7. Wait 10 minutes to read the result. Do not read results after more than 10 minutes, as results may vary. Do not touch the test strip while waiting.

Workflow Description:

1. Wet swab in buffer.
2. Rub swab on surface.
3. Place swab in collection tube and trim.
4. Add buffer from blue-capped tube to yellow-capped tube.
5. Press swab tip against tube wall.
6. Close and shake for 20 seconds.
7. Collect supernatant with a small pipette.
8. Insert test strip into the blue cap.
9. Read result after 10 minutes (Positive/Negative lines).

11. Interpretation of Results

The test result is POSITIVE if TWO colored lines appear: one in the control zone (C) and one in the test zone (T). The color intensity of the test line may vary but is not necessarily proportional to the concentration of sesame antigen.

The test result is NEGATIVE if only ONE colored line is clearly visible in the control zone (C).

If NO colored line appears in the control zone (C), the test is INVALID.

If the test is invalid, check for and repeat the test with another strip:

• Correct specimen handling
• Correct test procedure
• Expiration date
• Correct storage conditions

For further assistance, contact Hygiena at www.hygiena.com/support.

IMPORTANT NOTE! AlerTox Sticks is a qualitative test for screening samples for internal quality control. It cannot replace laboratory analysis for quantification.

12. Validation

AlerTox Sticks Sesame has been validated for the following matrices:

Matrices should be validated before use. For additional information about matrix validation, contact Hygiena at www.hygiena.com/support.

13. Disclaimer

Field of use: Use the Hygiena product for research and development, quality assurance, and quality control under the supervision of technically qualified persons. Information generated is for use with the user's regular quality assurance program and should not be the sole basis for assessing product safety for release to consumers. Data must not be used for human diagnostic or treatment purposes. Read the Limitation of Warranty and Liability (available in Hygiena General Terms and Conditions at www.hygiena.com/terms-and-conditions) before use.

Products are made from high-quality raw materials. No warranty is made regarding suitability other than to measure target antigen content when used exactly per instructions, except regarding material quality.

Use of the kit for any other purpose is outside its intended use. For unvalidated matrices, Hygiena cannot guarantee fitness for purpose or accuracy of results. Users choosing to use the product on unvalidated matrices should perform their own fit-for-use testing. Hygiena's liability for damages is limited to the replacement value of the kit.

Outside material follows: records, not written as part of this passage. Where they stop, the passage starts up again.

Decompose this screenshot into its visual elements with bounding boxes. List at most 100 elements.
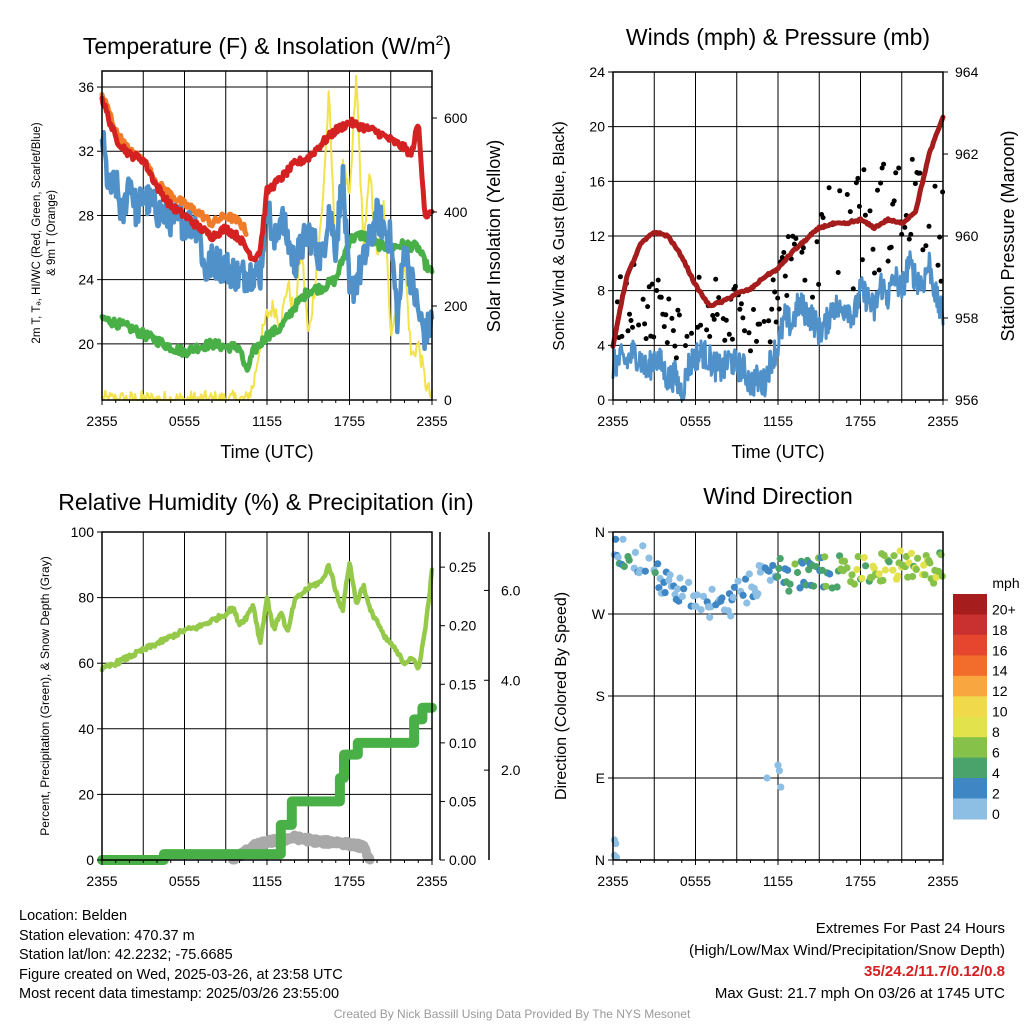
gust-point — [879, 165, 885, 171]
colorbar-swatch — [953, 716, 987, 738]
direction-point — [699, 592, 708, 601]
gust-point — [754, 338, 759, 344]
gust-point — [761, 319, 767, 324]
direction-point — [666, 571, 674, 579]
direction-point — [612, 535, 620, 543]
temperature-title: Temperature (F) & Insolation (W/m2) — [83, 32, 451, 59]
temperature-2m-line — [99, 95, 435, 263]
direction-point — [881, 566, 890, 574]
x-tick-label: 0555 — [169, 873, 200, 889]
direction-point — [914, 554, 922, 562]
gust-point — [859, 257, 865, 263]
temperature-panel: Temperature (F) & Insolation (W/m2) 20 24… — [31, 32, 504, 462]
gust-point — [740, 315, 746, 321]
x-tick-label: 2355 — [597, 873, 628, 889]
gust-point — [627, 311, 632, 317]
extremes-subheading: (High/Low/Max Wind/Precipitation/Snow De… — [689, 941, 1005, 959]
gust-point — [853, 180, 859, 186]
direction-point — [862, 562, 870, 570]
direction-point — [793, 568, 802, 577]
direction-point — [756, 568, 765, 576]
colorbar-swatch — [953, 696, 987, 718]
colorbar-swatch — [953, 798, 987, 820]
gust-point — [707, 334, 713, 339]
gust-point — [729, 336, 735, 342]
gust-point — [766, 318, 772, 324]
direction-point — [821, 553, 829, 561]
gust-point — [714, 312, 720, 317]
direction-point — [754, 590, 762, 598]
plot-frame — [101, 70, 433, 401]
gust-point — [675, 307, 681, 313]
gust-point — [891, 198, 897, 204]
info-latlon: Station lat/lon: 42.2232; -75.6685 — [19, 947, 233, 963]
direction-point — [620, 562, 628, 571]
direction-point — [775, 564, 783, 573]
gust-point — [767, 339, 773, 345]
insolation-axis-tick-label: 200 — [444, 298, 468, 314]
x-tick-label: 0555 — [680, 873, 711, 889]
direction-point — [879, 576, 887, 585]
direction-point — [848, 571, 856, 579]
gust-point — [850, 286, 856, 292]
station-info: Location: Belden Station elevation: 470.… — [19, 907, 343, 1005]
gust-point — [875, 187, 880, 193]
direction-point — [894, 572, 902, 580]
direction-point — [693, 591, 701, 599]
pressure-axis-tick-label: 962 — [955, 146, 979, 162]
gust-point — [658, 294, 664, 300]
pressure-axis-tick-label: 956 — [955, 392, 979, 408]
temperature-ylabel-line1: 2m T, Tₔ, HI/WC (Red, Green, Scarlet/Blu… — [31, 122, 43, 343]
gust-point — [683, 343, 688, 349]
pressure-axis-tick-label: 960 — [955, 228, 979, 244]
x-tick-label: 2355 — [416, 873, 447, 889]
winds-xlabel: Time (UTC) — [731, 442, 824, 462]
gust-point — [775, 295, 781, 301]
gust-point — [926, 223, 932, 229]
direction-point — [905, 559, 913, 567]
colorbar-swatch — [953, 614, 987, 636]
x-tick-label: 1155 — [763, 413, 793, 429]
y-tick-label: S — [596, 688, 605, 704]
gust-point — [802, 277, 808, 283]
plot-frame — [612, 531, 944, 861]
gust-point — [732, 283, 738, 289]
x-tick-label: 1755 — [334, 873, 365, 889]
gust-point — [698, 322, 704, 328]
gust-point — [932, 183, 938, 189]
max-gust: Max Gust: 21.7 mph On 03/26 at 1745 UTC — [714, 984, 1005, 1002]
gust-point — [835, 270, 841, 275]
y-tick-label: N — [595, 524, 605, 540]
info-timestamp: Most recent data timestamp: 2025/03/26 2… — [19, 986, 340, 1002]
colorbar-label: 18 — [992, 622, 1008, 638]
gust-point — [923, 243, 929, 249]
direction-point — [889, 566, 897, 574]
colorbar-label: 6 — [992, 745, 1000, 761]
extremes-heading: Extremes For Past 24 Hours — [815, 920, 1005, 937]
x-tick-label: 2355 — [416, 413, 447, 429]
x-tick-label: 2355 — [86, 873, 117, 889]
direction-point — [763, 774, 771, 782]
y-tick-label: 32 — [78, 143, 94, 159]
y-tick-label: 80 — [78, 590, 94, 606]
direction-point — [745, 570, 753, 578]
direction-point — [833, 583, 841, 591]
speed-colorbar: 20+ 18 16 14 12 10 8 6 4 2 0 — [953, 594, 1016, 822]
gust-point — [861, 167, 867, 173]
gust-point — [640, 296, 646, 302]
gust-point — [676, 312, 682, 318]
direction-point — [840, 557, 849, 565]
direction-point — [741, 575, 750, 583]
colorbar-label: 14 — [992, 663, 1008, 679]
direction-point — [676, 574, 684, 582]
direction-point — [625, 556, 633, 564]
colorbar-label: 8 — [992, 724, 1000, 740]
gust-point — [746, 330, 752, 336]
colorbar-swatch — [953, 778, 987, 800]
temperature-ylabel-line2: & 9m T (Orange) — [46, 190, 58, 276]
precip-tick-label: 0.00 — [449, 852, 476, 868]
colorbar-title: mph — [992, 575, 1019, 591]
pressure-ylabel: Station Pressure (Maroon) — [998, 130, 1018, 341]
direction-point — [791, 560, 799, 568]
colorbar-label: 16 — [992, 642, 1008, 658]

For additional information or assistance with matrix validation, contact Hygiena at www.hygiena.com/support. Hygiena Terms and Conditions apply and can be found at: www.hygiena.com/terms-and-conditions.

14. Contact Information

For more information, visit www.hygiena.com/contact. For technical support, visit www.hygiena.com/support.

15. Change Index

• INS3031 REVA, October 2021: The initial protocol.
• INS-KIT3096-001-REVA, July 2025: Updated the LOD and ROD information. Standardized branding, wording, some graphic workflows, and document ID number.